The island was surveyed in 1841 by the US Exploring Expedition.

Little Makin Post Office opened around 1925.

===World War II===
Japanese forces occupied the island in December 1941, days after the attack on Pearl Harbor, in order to protect their south-eastern flank from allied counterattacks, and isolate Australia, under the codename Operation FS. On 17–18 August 1942, in order to divert Japanese attention from the Solomon Islands and New Guinea areas, the United States launched a raid on the nearby island of Butaritari, known as the raid on Makin.
The United States invaded and captured the island after the Battle of Makin, which lasted from November 20, 1943, to November 24, 1943, as well as neighbouring Tarawa island, during the Gilbert Islands campaign.

== Tourism ==
Makin Airport, located immediately northeast of Makin Village, between the lagoon and the sea, has ICAO code NGMN and IATA code MTK. It is served by two weekly Air Kiribati flights to Butaritari and to Bonriki International Airport in Tarawa.

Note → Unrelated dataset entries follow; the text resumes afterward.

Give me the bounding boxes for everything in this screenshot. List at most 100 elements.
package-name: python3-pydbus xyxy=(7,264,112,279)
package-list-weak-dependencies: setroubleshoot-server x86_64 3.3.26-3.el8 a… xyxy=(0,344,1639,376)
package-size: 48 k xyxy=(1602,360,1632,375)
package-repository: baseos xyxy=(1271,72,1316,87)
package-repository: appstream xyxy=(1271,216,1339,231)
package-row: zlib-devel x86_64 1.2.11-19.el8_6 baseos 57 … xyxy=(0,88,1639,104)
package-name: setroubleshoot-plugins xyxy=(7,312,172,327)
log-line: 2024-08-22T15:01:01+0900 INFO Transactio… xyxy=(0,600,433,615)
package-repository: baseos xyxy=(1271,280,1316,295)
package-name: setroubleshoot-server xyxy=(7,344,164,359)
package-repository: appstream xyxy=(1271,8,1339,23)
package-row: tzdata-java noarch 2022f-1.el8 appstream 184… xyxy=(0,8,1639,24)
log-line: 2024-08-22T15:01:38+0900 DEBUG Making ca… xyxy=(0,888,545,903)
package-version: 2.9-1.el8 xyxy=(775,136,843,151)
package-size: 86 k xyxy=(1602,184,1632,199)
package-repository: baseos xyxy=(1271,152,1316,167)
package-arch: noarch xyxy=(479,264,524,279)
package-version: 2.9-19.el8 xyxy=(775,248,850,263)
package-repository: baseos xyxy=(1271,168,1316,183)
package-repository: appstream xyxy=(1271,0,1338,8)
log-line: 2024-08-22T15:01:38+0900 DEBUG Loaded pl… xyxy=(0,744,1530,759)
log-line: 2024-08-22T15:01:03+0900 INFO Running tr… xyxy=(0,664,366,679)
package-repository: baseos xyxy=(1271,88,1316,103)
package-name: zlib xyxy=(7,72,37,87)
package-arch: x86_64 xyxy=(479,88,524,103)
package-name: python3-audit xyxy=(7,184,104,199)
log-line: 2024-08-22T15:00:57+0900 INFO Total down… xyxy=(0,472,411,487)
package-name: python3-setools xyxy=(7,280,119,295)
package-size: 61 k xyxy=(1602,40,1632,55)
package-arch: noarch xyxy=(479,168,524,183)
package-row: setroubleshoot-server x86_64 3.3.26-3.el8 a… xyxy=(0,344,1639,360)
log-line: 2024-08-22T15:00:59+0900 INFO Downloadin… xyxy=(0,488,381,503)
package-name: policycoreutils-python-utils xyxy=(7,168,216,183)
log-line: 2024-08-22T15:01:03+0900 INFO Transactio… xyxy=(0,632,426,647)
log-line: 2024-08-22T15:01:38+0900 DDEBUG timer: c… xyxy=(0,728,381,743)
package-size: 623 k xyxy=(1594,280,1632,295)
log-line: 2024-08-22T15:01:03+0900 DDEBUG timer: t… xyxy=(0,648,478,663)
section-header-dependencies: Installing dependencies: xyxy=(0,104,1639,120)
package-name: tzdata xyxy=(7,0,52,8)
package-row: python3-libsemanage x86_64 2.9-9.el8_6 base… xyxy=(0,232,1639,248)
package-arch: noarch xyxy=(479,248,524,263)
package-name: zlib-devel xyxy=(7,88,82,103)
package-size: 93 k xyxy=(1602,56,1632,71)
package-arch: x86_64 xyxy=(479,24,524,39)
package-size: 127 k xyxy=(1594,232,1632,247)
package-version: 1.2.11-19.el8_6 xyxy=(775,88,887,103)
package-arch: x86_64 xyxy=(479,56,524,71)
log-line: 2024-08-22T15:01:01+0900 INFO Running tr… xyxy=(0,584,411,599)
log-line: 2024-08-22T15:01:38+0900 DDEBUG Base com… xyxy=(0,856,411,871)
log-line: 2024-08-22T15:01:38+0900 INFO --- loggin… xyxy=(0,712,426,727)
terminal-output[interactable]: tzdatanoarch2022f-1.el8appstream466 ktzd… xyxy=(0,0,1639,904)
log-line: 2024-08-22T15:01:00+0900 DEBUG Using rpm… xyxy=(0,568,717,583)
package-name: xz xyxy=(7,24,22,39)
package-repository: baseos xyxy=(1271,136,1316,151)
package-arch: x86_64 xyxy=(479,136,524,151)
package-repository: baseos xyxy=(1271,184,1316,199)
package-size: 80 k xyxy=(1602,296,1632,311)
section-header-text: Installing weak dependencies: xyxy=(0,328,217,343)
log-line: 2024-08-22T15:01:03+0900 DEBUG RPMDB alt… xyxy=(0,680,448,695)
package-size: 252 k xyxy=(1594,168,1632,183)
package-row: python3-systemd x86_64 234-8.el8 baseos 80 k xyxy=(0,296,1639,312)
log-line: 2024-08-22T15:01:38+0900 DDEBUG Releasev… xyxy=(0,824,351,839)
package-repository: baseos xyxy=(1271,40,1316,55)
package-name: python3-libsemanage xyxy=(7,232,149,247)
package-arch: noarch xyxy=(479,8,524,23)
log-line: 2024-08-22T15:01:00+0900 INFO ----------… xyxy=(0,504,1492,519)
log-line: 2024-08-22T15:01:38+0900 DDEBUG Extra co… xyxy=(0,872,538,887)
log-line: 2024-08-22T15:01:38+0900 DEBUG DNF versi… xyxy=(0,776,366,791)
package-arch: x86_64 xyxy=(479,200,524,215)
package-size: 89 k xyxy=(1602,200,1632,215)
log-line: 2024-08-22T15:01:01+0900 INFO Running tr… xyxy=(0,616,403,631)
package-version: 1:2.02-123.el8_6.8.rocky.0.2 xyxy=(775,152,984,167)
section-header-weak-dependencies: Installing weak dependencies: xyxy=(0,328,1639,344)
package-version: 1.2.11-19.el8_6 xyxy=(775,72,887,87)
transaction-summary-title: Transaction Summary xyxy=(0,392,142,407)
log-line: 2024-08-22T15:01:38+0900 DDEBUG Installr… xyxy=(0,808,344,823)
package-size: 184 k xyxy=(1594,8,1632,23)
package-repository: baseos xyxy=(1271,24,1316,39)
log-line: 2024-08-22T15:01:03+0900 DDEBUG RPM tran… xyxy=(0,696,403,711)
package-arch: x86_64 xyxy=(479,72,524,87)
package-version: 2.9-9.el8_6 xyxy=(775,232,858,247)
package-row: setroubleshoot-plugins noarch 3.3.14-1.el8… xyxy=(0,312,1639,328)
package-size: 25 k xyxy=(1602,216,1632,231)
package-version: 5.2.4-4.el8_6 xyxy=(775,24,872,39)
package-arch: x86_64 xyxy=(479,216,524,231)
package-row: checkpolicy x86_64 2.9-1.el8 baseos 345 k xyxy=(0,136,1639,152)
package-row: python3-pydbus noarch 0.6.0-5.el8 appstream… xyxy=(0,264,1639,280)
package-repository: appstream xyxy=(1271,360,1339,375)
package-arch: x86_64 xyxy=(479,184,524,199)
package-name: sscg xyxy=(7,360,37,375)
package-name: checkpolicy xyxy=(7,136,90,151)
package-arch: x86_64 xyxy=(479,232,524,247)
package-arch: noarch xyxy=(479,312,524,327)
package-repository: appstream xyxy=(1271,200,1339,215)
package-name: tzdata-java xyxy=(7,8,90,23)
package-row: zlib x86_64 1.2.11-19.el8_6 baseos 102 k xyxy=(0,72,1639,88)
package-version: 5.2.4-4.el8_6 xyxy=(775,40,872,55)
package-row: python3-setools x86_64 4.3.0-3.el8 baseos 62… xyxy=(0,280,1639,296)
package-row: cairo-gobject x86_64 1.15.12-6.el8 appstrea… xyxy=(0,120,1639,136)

There are no tourist facilities on Makin, but both the Kiribati Protestant Church and the Island Council maintain guest houses.

==References in popular culture==
Makin is featured in Call of Duty: World at War, in the first single player level ‘Semper Fi’, and two multi-player maps, 'Makin' and 'Makin Day'. It also features as a campaign location in the game Medal of Honor: Pacific Assault as 'Makin Atoll'

W.E.B. Griffin's novel Call To Arms, Book Two of The Corps series, focuses on the forming of the Marine Raiders and the raid on Makin Island, as told through the novel's protagonist, Lt. Kenneth 'Killer' McCoy.